Activity is captured through message spying, and they focus on symmetrical relationships for pairs of documents. A relationship is established when one document is opened and another is already open. When a user performs actions between those documents, the relationship is strengthened.

They had problems with matching file system events with window events and also found it a challenge to get a reliable and non-invasive stream of user interaction events. They've decided to look at web apps instead of the desktop, as they feel that the desktop will in time be redundant.

It's interesting work as it touches on another way of discovering relevant documents. User interaction hasn't been used enough I think, and this is a nice piece of work going in that direction. Not all documents are text only and so an algorithm based on activity rather than simply content may be very efficient.

September 02, 2008

Google Chrome

Watch out for the beta release of Google's new Chrome broweser today. It'll be windows only for now, I'm sure there'll be all sorts of interesting things to play with.
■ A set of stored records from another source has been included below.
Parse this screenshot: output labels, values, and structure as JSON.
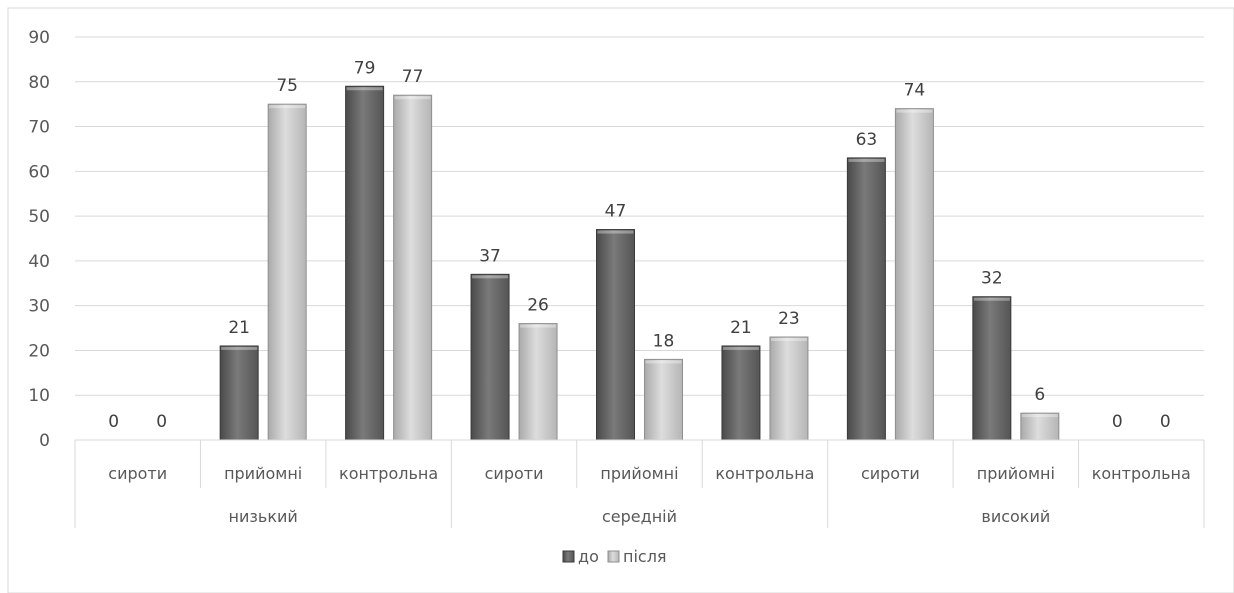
{
  "chart_data": {
    "type": "bar",
    "ylim": [
      0,
      90
    ],
    "yticks": [
      0,
      10,
      20,
      30,
      40,
      50,
      60,
      70,
      80,
      90
    ],
    "grid": true,
    "legend_position": "bottom",
    "groups": [
      {
        "label": "низький",
        "categories": [
          "сироти",
          "прийомні",
          "контрольна"
        ]
      },
      {
        "label": "середній",
        "categories": [
          "сироти",
          "прийомні",
          "контрольна"
        ]
      },
      {
        "label": "високий",
        "categories": [
          "сироти",
          "прийомні",
          "контрольна"
        ]
      }
    ],
    "series": [
      {
        "name": "до",
        "color": "#6b6b6b",
        "values": [
          0,
          21,
          79,
          37,
          47,
          21,
          63,
          32,
          0
        ]
      },
      {
        "name": "після",
        "color": "#c8c8c8",
        "values": [
          0,
          75,
          77,
          26,
          18,
          23,
          74,
          6,
          0
        ]
      }
    ]
  }
}
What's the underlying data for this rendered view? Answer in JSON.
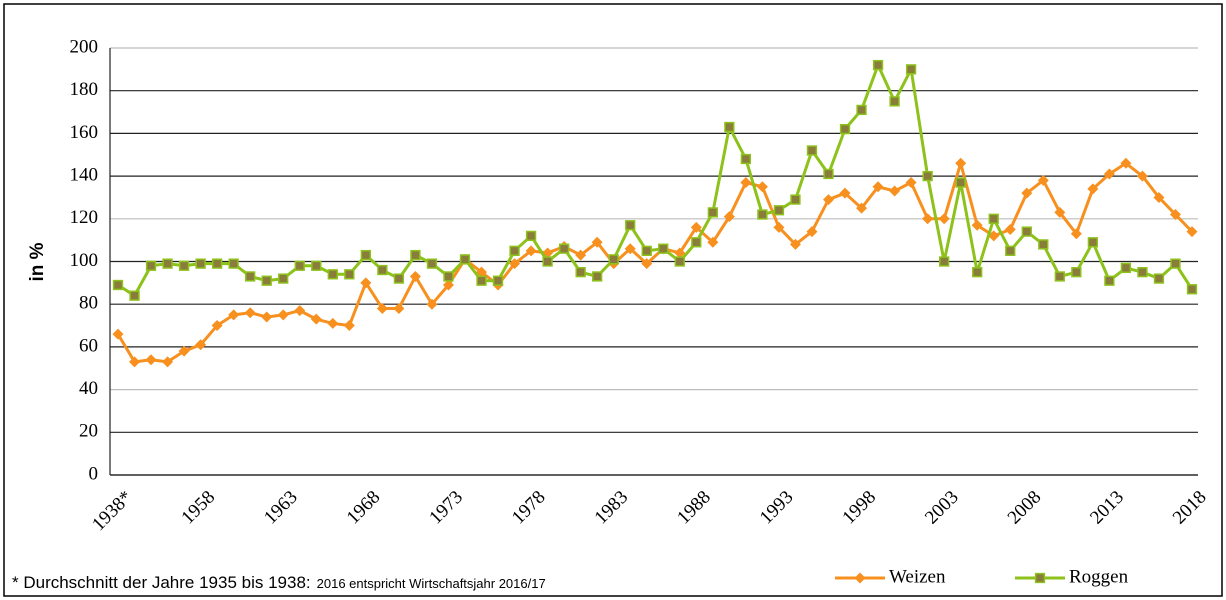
{
  "chart_data": {
    "type": "line",
    "y_label": "in %",
    "footnote": "* Durchschnitt der Jahre 1935 bis 1938:",
    "footnote_small": "2016 entspricht Wirtschaftsjahr 2016/17",
    "categories": [
      "1938*",
      null,
      null,
      null,
      null,
      "1958",
      null,
      null,
      null,
      null,
      "1963",
      null,
      null,
      null,
      null,
      "1968",
      null,
      null,
      null,
      null,
      "1973",
      null,
      null,
      null,
      null,
      "1978",
      null,
      null,
      null,
      null,
      "1983",
      null,
      null,
      null,
      null,
      "1988",
      null,
      null,
      null,
      null,
      "1993",
      null,
      null,
      null,
      null,
      "1998",
      null,
      null,
      null,
      null,
      "2003",
      null,
      null,
      null,
      null,
      "2008",
      null,
      null,
      null,
      null,
      "2013",
      null,
      null,
      null,
      null,
      "2018"
    ],
    "series": [
      {
        "name": "Weizen",
        "color": "#f7901e",
        "marker": "diamond",
        "marker_color": "#f7901e",
        "values": [
          66,
          53,
          54,
          53,
          58,
          61,
          70,
          75,
          76,
          74,
          75,
          77,
          73,
          71,
          70,
          90,
          78,
          78,
          93,
          80,
          89,
          101,
          95,
          89,
          99,
          105,
          104,
          107,
          103,
          109,
          99,
          106,
          99,
          106,
          104,
          116,
          109,
          121,
          137,
          135,
          116,
          108,
          114,
          129,
          132,
          125,
          135,
          133,
          137,
          120,
          120,
          146,
          117,
          112,
          115,
          132,
          138,
          123,
          113,
          134,
          141,
          146,
          140,
          130,
          122,
          114
        ]
      },
      {
        "name": "Roggen",
        "color": "#8cc21a",
        "marker": "square",
        "marker_color": "#8a7d3c",
        "values": [
          89,
          84,
          98,
          99,
          98,
          99,
          99,
          99,
          93,
          91,
          92,
          98,
          98,
          94,
          94,
          103,
          96,
          92,
          103,
          99,
          93,
          101,
          91,
          91,
          105,
          112,
          100,
          106,
          95,
          93,
          101,
          117,
          105,
          106,
          100,
          109,
          123,
          163,
          148,
          122,
          124,
          129,
          152,
          141,
          162,
          171,
          192,
          175,
          190,
          140,
          100,
          137,
          95,
          120,
          105,
          114,
          108,
          93,
          95,
          109,
          91,
          97,
          95,
          92,
          99,
          87
        ]
      }
    ],
    "ylim": [
      0,
      200
    ],
    "yticks": [
      0,
      20,
      40,
      60,
      80,
      100,
      120,
      140,
      160,
      180,
      200
    ],
    "grid": true
  }
}
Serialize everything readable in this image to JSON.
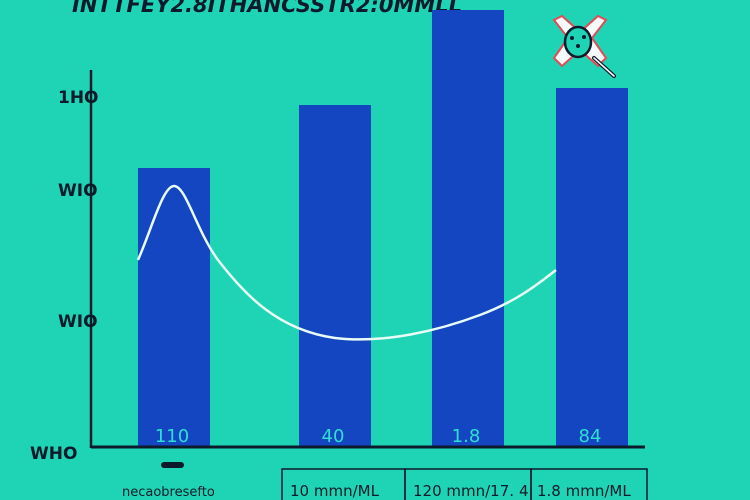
{
  "chart_data": {
    "type": "bar",
    "title": "INTTFEY2.8ITHANCSSTR2:0MMLL",
    "categories": [
      "necaobresefto",
      "10 mmn/ML",
      "120 mmn/17.",
      "1.8 mmn/ML"
    ],
    "values": [
      110,
      40,
      1.8,
      84
    ],
    "data_labels": [
      "110",
      "40",
      "1.8",
      "84"
    ],
    "y_tick_labels": [
      "WHO",
      "WIO",
      "WIO",
      "1HO"
    ],
    "category_extra_mark": "4",
    "overlay_line": true,
    "legend": "none",
    "grid": false
  },
  "colors": {
    "background": "#1fd4b4",
    "bar": "#1446c2",
    "axis": "#0d1a2b",
    "line": "#e8fbf6",
    "label": "#2ee0d0"
  },
  "icons": {
    "corner_icon": "microbe-petri-icon"
  }
}
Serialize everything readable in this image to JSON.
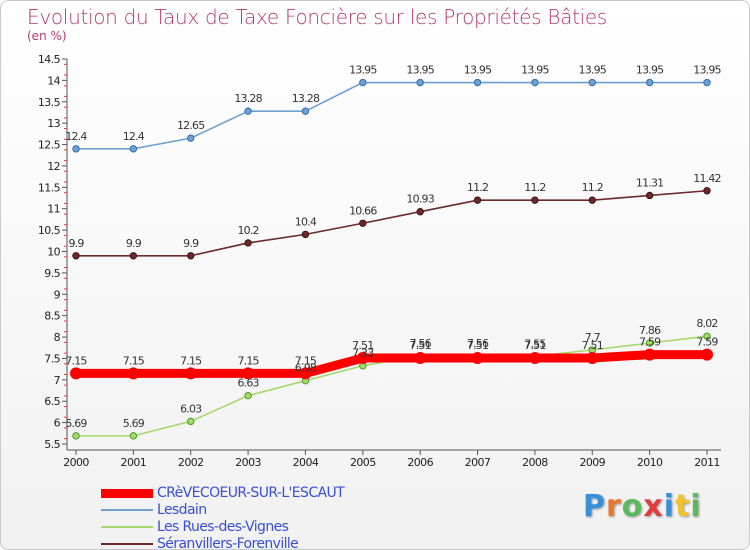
{
  "header": {
    "title": "Evolution du Taux de Taxe Foncière sur les Propriétés Bâties",
    "subtitle": "(en %)"
  },
  "logo": {
    "text": "Proxiti",
    "letters": [
      "P",
      "r",
      "o",
      "x",
      "i",
      "t",
      "i"
    ],
    "colors": [
      "#3a8fd6",
      "#e8762b",
      "#5cb85c",
      "#e23b3b",
      "#3a8fd6",
      "#f2c12e",
      "#5cb85c"
    ]
  },
  "chart_data": {
    "type": "line",
    "title": "Evolution du Taux de Taxe Foncière sur les Propriétés Bâties",
    "subtitle": "(en %)",
    "xlabel": "",
    "ylabel": "",
    "x": [
      "2000",
      "2001",
      "2002",
      "2003",
      "2004",
      "2005",
      "2006",
      "2007",
      "2008",
      "2009",
      "2010",
      "2011"
    ],
    "ylim": [
      5.5,
      14.5
    ],
    "yticks": [
      "5.5",
      "6",
      "6.5",
      "7",
      "7.5",
      "8",
      "8.5",
      "9",
      "9.5",
      "10",
      "10.5",
      "11",
      "11.5",
      "12",
      "12.5",
      "13",
      "13.5",
      "14",
      "14.5"
    ],
    "grid": false,
    "legend_position": "bottom-left",
    "series": [
      {
        "name": "CRèVECOEUR-SUR-L'ESCAUT",
        "color": "#ff0000",
        "values": [
          7.15,
          7.15,
          7.15,
          7.15,
          7.15,
          7.51,
          7.51,
          7.51,
          7.51,
          7.51,
          7.59,
          7.59
        ],
        "labels": [
          "7.15",
          "7.15",
          "7.15",
          "7.15",
          "7.15",
          "7.51",
          "7.51",
          "7.51",
          "7.51",
          "7.51",
          "7.59",
          "7.59"
        ]
      },
      {
        "name": "Lesdain",
        "color": "#6fa0cf",
        "values": [
          12.4,
          12.4,
          12.65,
          13.28,
          13.28,
          13.95,
          13.95,
          13.95,
          13.95,
          13.95,
          13.95,
          13.95
        ],
        "labels": [
          "12.4",
          "12.4",
          "12.65",
          "13.28",
          "13.28",
          "13.95",
          "13.95",
          "13.95",
          "13.95",
          "13.95",
          "13.95",
          "13.95"
        ]
      },
      {
        "name": "Les Rues-des-Vignes",
        "color": "#a6d86e",
        "values": [
          5.69,
          5.69,
          6.03,
          6.63,
          6.98,
          7.33,
          7.56,
          7.56,
          7.55,
          7.7,
          7.86,
          8.02
        ],
        "labels": [
          "5.69",
          "5.69",
          "6.03",
          "6.63",
          "6.98",
          "7.33",
          "7.56",
          "7.56",
          "7.55",
          "7.7",
          "7.86",
          "8.02"
        ]
      },
      {
        "name": "Séranvillers-Forenville",
        "color": "#6b2a2a",
        "values": [
          9.9,
          9.9,
          9.9,
          10.2,
          10.4,
          10.66,
          10.93,
          11.2,
          11.2,
          11.2,
          11.31,
          11.42
        ],
        "labels": [
          "9.9",
          "9.9",
          "9.9",
          "10.2",
          "10.4",
          "10.66",
          "10.93",
          "11.2",
          "11.2",
          "11.2",
          "11.31",
          "11.42"
        ]
      }
    ]
  }
}
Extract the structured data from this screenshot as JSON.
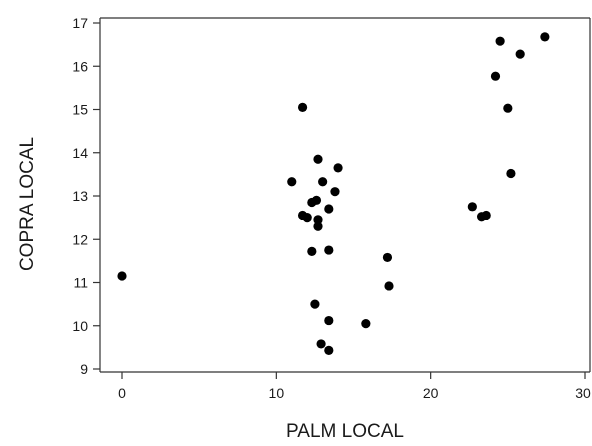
{
  "chart_data": {
    "type": "scatter",
    "title": "",
    "xlabel": "PALM LOCAL",
    "ylabel": "COPRA LOCAL",
    "xlim": [
      0,
      30
    ],
    "ylim": [
      9,
      17
    ],
    "xticks": [
      0,
      10,
      20,
      30
    ],
    "yticks": [
      9,
      10,
      11,
      12,
      13,
      14,
      15,
      16,
      17
    ],
    "grid": false,
    "legend": "none",
    "point_color": "#000000",
    "axis_color": "#333333",
    "points": [
      {
        "x": 0.0,
        "y": 11.15
      },
      {
        "x": 11.7,
        "y": 15.05
      },
      {
        "x": 11.0,
        "y": 13.33
      },
      {
        "x": 11.7,
        "y": 12.55
      },
      {
        "x": 12.0,
        "y": 12.5
      },
      {
        "x": 12.3,
        "y": 12.85
      },
      {
        "x": 12.6,
        "y": 12.9
      },
      {
        "x": 12.7,
        "y": 12.45
      },
      {
        "x": 12.7,
        "y": 12.3
      },
      {
        "x": 12.7,
        "y": 13.85
      },
      {
        "x": 13.0,
        "y": 13.33
      },
      {
        "x": 13.4,
        "y": 12.7
      },
      {
        "x": 13.8,
        "y": 13.1
      },
      {
        "x": 14.0,
        "y": 13.65
      },
      {
        "x": 12.3,
        "y": 11.72
      },
      {
        "x": 13.4,
        "y": 11.75
      },
      {
        "x": 12.5,
        "y": 10.5
      },
      {
        "x": 13.4,
        "y": 10.12
      },
      {
        "x": 12.9,
        "y": 9.58
      },
      {
        "x": 13.4,
        "y": 9.43
      },
      {
        "x": 15.8,
        "y": 10.05
      },
      {
        "x": 17.2,
        "y": 11.58
      },
      {
        "x": 17.3,
        "y": 10.92
      },
      {
        "x": 22.7,
        "y": 12.75
      },
      {
        "x": 23.3,
        "y": 12.52
      },
      {
        "x": 23.6,
        "y": 12.55
      },
      {
        "x": 24.2,
        "y": 15.77
      },
      {
        "x": 24.5,
        "y": 16.58
      },
      {
        "x": 25.0,
        "y": 15.03
      },
      {
        "x": 25.2,
        "y": 13.52
      },
      {
        "x": 25.8,
        "y": 16.28
      },
      {
        "x": 27.4,
        "y": 16.68
      }
    ]
  }
}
"On the surface, we designed a browser window that is streamlined and simple. To most people, it isn't the browser that matters. It's only a tool to run the important stuff -- the pages, sites and applications that make up the web. Like the classic Google homepage, Google Chrome is clean and fast. It gets out of your way and gets you where you want to go.

Under the hood, we were able to build the foundation of a browser that runs today's complex web applications much better. By keeping each tab in an isolated "sandbox", we were able to prevent one tab from crashing another and provide improved protection from rogue sites. We improved speed and responsiveness across the board. We also built a more powerful JavaScript engine, V8, to power the next generation of web applications that aren't even possible in today's browsers."

Read here for more...

September 01, 2008

Sorting data like a human

Some interesting research has been funded at MIT by the James S. McDonnell Foundation Causal Learning Research Collaborative, the Air Force Office of Scientific Research, and the NTT Communication Sciences Laboratory. Charles Kemp is in charge and cool things are being discovered.

Computers can't pick up on information like humans do because they have trouble finding where to begin, unless a specific pattern strutcure is given. Human have pattern matching skills which utilize information that the machine doesn't have. MIT have devised a way for the computer to figure out which type of organizational structure best fits the given data. The computer looks for all pattern structures and then weighs them up against each other. The computer tries different data structures on the data until it decides that it's found the one that best fits the data.

It might sound simple because us humans do this all the time with no trouble at all, but that's the beauty of it really. This is hopefully going to shed some light on how humans thinks, how humans recognise patterns in data, and this will in turn help us create a better machine.